Diversité intemporelle au Musée de la Photographie

Bernd et Hilla Becher Lengefeld – D © Bernd et Hilla Becher

Diversité intemporelle ou marquée par l’instant, loin des clichés

La photo témoignage joue un rôle non négligeable pour la mémoire collective. Lorsqu’elle s’attache à des bâtiments, elle permet de retracer l’évolution de l’architecture urbaine et industrielle. Lorsqu’elle fixe un moment d’un événement politique ou festif, elle permet d’être témoin d’un passé susceptible d’avoir eu des répercussions sur le présent. C’est l’essentiel des expos réunies au musée.

Il en est ainsi, à part un bref volet expérimental que Françoise et Daniel Cartier présentent : « Wait and see », un accrochage de papiers photosensibles disposés avec une rigueur toute géométrique. Ces papiers d’époques, de dimensions et d’émulsions différentes vont modifier leur coloration en fonction de la luminosité du lieu. L’œuvre est donc en train de se faire de manière aléatoire. Elle ne représente qu’elle-même dans l’éphémère de sa réalisation destinée à réfléchir sur le temps et son influence sur une création, sur la variété infinie des coloris.

Commandes industrielles

Le mécénat du groupe Lhoist, actif dans la fabrication de la chaux, a choisi la photo en vue de « créer une culture et une fierté d’appartenance » et donner « à l’entreprise une dimension humaniste ». Bern et Hilla Becher se sont attachés à fixer sur pellicule des fours à chaux. Leur façon de travailler, notamment en fonction de la luminescence particulière de certains moments et en gommant du ciel tout nuage superflu, donne une atmosphère unique.

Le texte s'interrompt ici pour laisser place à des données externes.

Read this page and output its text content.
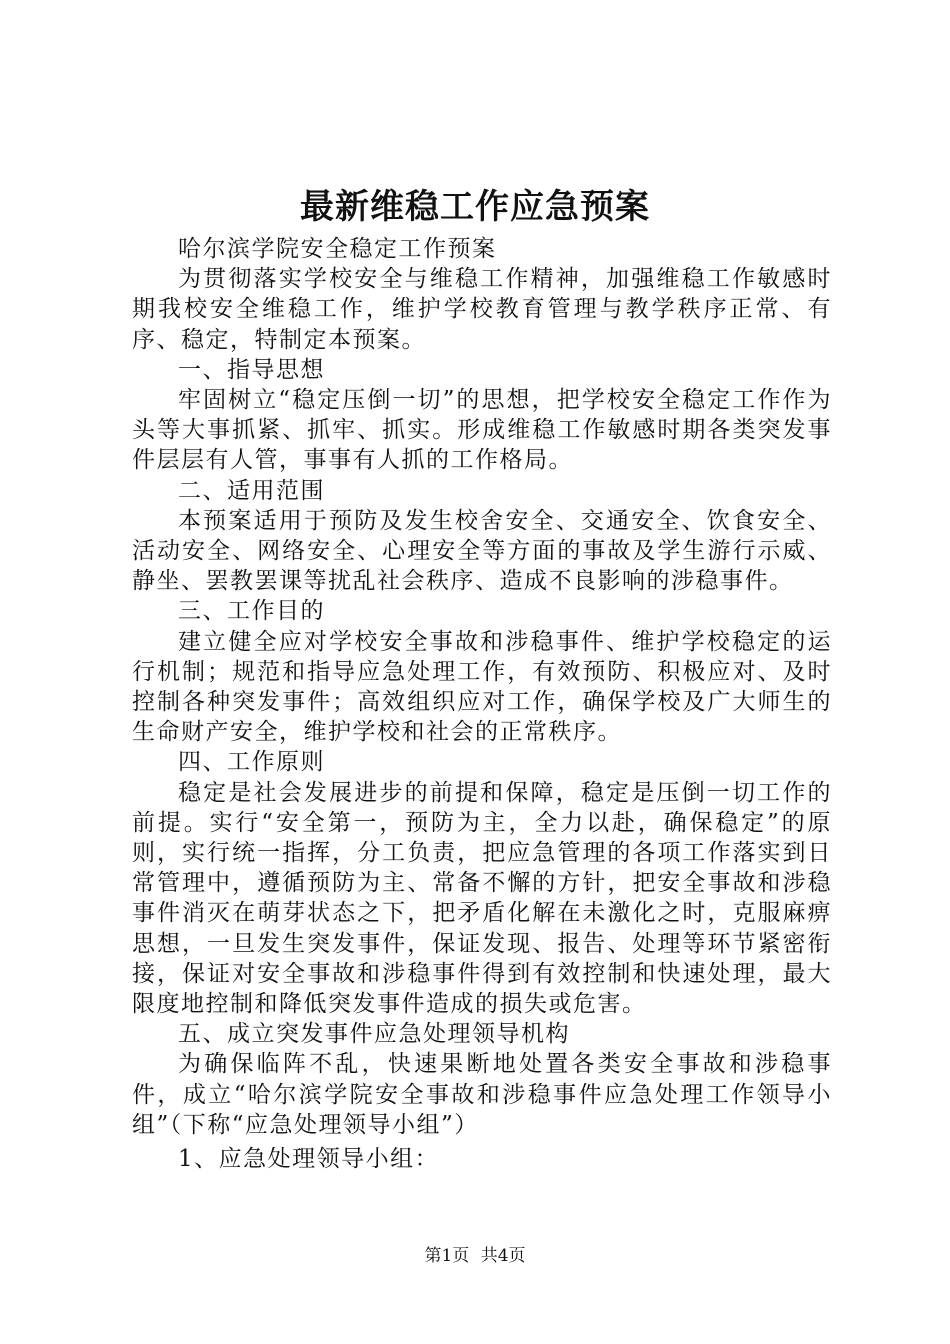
最新维稳工作应急预案

哈尔滨学院安全稳定工作预案

为贯彻落实学校安全与维稳工作精神，加强维稳工作敏感时期我校安全维稳工作，维护学校教育管理与教学秩序正常、有序、稳定，特制定本预案。

一、指导思想

牢固树立“稳定压倒一切”的思想，把学校安全稳定工作作为头等大事抓紧、抓牢、抓实。形成维稳工作敏感时期各类突发事件层层有人管，事事有人抓的工作格局。

二、适用范围

本预案适用于预防及发生校舍安全、交通安全、饮食安全、活动安全、网络安全、心理安全等方面的事故及学生游行示威、静坐、罢教罢课等扰乱社会秩序、造成不良影响的涉稳事件。

三、工作目的

建立健全应对学校安全事故和涉稳事件、维护学校稳定的运行机制；规范和指导应急处理工作，有效预防、积极应对、及时控制各种突发事件；高效组织应对工作，确保学校及广大师生的生命财产安全，维护学校和社会的正常秩序。

四、工作原则

稳定是社会发展进步的前提和保障，稳定是压倒一切工作的前提。实行“安全第一，预防为主，全力以赴，确保稳定”的原则，实行统一指挥，分工负责，把应急管理的各项工作落实到日常管理中，遵循预防为主、常备不懈的方针，把安全事故和涉稳事件消灭在萌芽状态之下，把矛盾化解在未激化之时，克服麻痹思想，一旦发生突发事件，保证发现、报告、处理等环节紧密衔接，保证对安全事故和涉稳事件得到有效控制和快速处理，最大限度地控制和降低突发事件造成的损失或危害。

五、成立突发事件应急处理领导机构

为确保临阵不乱，快速果断地处置各类安全事故和涉稳事件，成立“哈尔滨学院安全事故和涉稳事件应急处理工作领导小组”（下称“应急处理领导小组”）

1、应急处理领导小组：

第1页 共4页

Les bâtisses prennent soudain statut de sculptures posées au sein d’un paysage. Parfois les voilà devenues ce paysage. Leur aspect tient de l’abstraction géométrique. Des fours-bouteilles de jadis aux infrastructures métalliques actuelles se lit un processus de renouvellement. Comme les prises de vue éliminent toute présence humaine, il s’agit bien d’assemblages de formes qui, au fur et à mesure, passent du galbé à des lignes où cohabitent de plus en plus la rigidité des droites. De même que les verticales prédominantes d’autrefois s’équilibrent désormais avec les horizontales. Et si les pierres et les briques du XIXe siècle évoquaient des monuments religieux, les échafaudages qui leur ont succédé rappellent davantage des châteaux-forts.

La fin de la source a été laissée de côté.